[Date Prev][Date Next]
[Chronological]
[Thread]
[Top]
Re: multi / standby master: incomplete replication after downtime (?) [SOLVED]
On 18.08.2010 17:16, Rein Tollevik wrote:
On 08/18/2010 04:28 PM, Elmar Marschke wrote:
Here's the logfile of MASTER:
++++++++++++++++++++++++++++++++++++++++++++++++++++++++++++++++++++
===_BEGIN_CHANGES_WHILE_BOTH_UP_===
Aug 18 15:30:04 ldapmaster slapd[8017]: slap_queue_csn: queing
0x7f00f317b580 20100818133004.663851Z#000000#000#000000
Your ServerID setting is incorrect, and you are using the default
ServerID=0 on both systems. The ServerID is included in the csn value,
the second to last number (#000# here). Ensure that the ServerID URL is
the exact hostname of the systems it runs on, or that slapd is able to
select the correct sid based on its -h listener argument.
Start slapd with -d config and verify that both logs lines with
differing SID= values.
Rein
Hi all,
thanks to your hints i think i got it working now :)

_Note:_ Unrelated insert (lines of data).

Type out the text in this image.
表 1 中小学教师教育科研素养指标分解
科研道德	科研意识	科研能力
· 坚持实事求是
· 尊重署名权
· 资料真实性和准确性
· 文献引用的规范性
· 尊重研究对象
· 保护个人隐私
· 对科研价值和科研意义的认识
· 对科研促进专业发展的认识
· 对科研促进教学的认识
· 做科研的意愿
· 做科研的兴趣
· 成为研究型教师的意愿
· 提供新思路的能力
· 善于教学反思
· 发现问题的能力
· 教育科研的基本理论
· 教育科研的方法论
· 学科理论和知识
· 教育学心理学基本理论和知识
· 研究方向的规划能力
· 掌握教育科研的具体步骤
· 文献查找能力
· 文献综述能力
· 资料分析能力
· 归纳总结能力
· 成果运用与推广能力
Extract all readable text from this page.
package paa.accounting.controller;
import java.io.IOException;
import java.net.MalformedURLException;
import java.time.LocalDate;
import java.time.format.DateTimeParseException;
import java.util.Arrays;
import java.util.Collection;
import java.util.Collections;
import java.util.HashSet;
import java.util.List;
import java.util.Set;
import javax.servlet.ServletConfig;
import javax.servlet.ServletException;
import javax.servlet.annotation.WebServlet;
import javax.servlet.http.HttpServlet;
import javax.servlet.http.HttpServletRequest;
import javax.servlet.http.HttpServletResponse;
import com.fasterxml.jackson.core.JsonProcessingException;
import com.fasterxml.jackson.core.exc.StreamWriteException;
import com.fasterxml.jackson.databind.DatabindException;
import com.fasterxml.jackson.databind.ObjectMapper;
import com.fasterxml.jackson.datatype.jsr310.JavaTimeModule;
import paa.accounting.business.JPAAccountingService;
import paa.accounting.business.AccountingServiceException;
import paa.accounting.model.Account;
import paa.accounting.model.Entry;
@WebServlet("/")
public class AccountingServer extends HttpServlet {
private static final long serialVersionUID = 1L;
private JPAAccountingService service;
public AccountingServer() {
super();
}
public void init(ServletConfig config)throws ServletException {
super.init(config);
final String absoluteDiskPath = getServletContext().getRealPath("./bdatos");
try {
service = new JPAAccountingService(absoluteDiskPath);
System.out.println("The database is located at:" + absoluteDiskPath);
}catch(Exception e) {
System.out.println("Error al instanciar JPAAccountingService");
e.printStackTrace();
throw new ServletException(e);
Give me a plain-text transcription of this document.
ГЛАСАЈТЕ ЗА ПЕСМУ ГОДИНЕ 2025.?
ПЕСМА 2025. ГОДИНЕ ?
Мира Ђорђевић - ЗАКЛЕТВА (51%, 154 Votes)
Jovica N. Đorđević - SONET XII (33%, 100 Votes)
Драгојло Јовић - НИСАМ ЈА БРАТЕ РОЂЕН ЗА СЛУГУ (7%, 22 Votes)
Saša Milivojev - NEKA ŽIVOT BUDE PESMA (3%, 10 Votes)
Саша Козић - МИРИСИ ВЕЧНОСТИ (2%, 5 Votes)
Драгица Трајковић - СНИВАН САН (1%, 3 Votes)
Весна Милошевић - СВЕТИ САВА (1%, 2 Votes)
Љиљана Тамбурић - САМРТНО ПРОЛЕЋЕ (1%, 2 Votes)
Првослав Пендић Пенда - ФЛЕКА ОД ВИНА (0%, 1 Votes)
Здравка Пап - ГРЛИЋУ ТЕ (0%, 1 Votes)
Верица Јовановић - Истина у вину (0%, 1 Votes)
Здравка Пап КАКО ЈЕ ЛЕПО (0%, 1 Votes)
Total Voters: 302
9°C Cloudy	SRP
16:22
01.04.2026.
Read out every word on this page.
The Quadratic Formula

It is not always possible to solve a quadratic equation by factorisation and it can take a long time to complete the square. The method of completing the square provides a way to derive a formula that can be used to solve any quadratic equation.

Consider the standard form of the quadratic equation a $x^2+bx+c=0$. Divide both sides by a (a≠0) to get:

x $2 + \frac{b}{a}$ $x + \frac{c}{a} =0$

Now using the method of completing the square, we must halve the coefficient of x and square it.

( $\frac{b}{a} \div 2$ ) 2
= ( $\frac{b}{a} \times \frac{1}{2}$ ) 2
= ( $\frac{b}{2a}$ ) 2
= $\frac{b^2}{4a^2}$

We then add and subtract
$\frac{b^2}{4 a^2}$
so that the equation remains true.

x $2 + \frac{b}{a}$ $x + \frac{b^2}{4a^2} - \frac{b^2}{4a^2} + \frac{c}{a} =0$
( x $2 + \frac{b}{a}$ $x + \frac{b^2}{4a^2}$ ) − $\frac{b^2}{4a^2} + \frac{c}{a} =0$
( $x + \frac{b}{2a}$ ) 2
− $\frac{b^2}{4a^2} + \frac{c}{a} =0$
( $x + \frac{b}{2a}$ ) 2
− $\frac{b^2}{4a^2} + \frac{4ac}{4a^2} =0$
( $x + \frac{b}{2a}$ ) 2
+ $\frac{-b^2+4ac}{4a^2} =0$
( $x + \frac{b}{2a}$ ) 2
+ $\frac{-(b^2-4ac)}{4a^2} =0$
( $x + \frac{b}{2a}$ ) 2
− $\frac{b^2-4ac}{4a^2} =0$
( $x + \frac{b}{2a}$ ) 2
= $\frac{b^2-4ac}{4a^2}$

Several details had to be changed. Perhaps someone has similar problems,
so in the following i give a detailed description what had to be done in
my case. Everything was executed on two freshly out-of-the-box installed
openSuSE 11.3 x86_64 with SuSE-shipped openldap 2.4.21.
First; according the inaccurate time on my testmachines: i deleted the
openSuSE ntp.conf and additionally now i use other ntp servers as
timesync source.
Complete ntp.conf on ldapmaster and ldapslave now is:
-----------------------------------------------------
server ptbtime1.ptb.de prefer
server ptbtime2.ptb.de
tinker panic 0
driftfile /var/lib/ntp/drift/ntp.drift
This results in less different offset values:
---------------------------------------------
ldapmaster:/etc/openldap # ntpq -p; ssh ldapslave ntpq -p
remote refid offset
========================================
*ptbtime1.ptb.de .PTB. -1.218
+ptbtime2.ptb.de .PTB. -1.305
remote refid offset
==========================================
*ptbtime1.ptb.de .PTB. -0.381
+ptbtime2.ptb.de .PTB. 0.203
ldapmaster:/etc/openldap #
Second problem: the missing or wrong serverID in the csn values. To make
clear what obviously helped i will describe how i create(d) my slapd.d/
online configuration. (My original slapd.conf was taken from the
"openldap 2.4" book by Oliver Liebel & John Martin Ungar -- thanks
Oliver :)!
------------------------------------------------------------
ldapmaster:/etc/openldap # slaptest -f /etc/openldap/slapd.conf -F
/etc/openldap/slapd.d/
hdb_db_open: database "dc=local,dc=site":
db_open(/var/lib/ldap//id2entry.bdb) failed: No such file or directory (2).
backend_startup_one (type=hdb, suffix="dc=local,dc=site"): bi_db_open
failed! (2)
slap_startup failed (test would succeed using the -u switch)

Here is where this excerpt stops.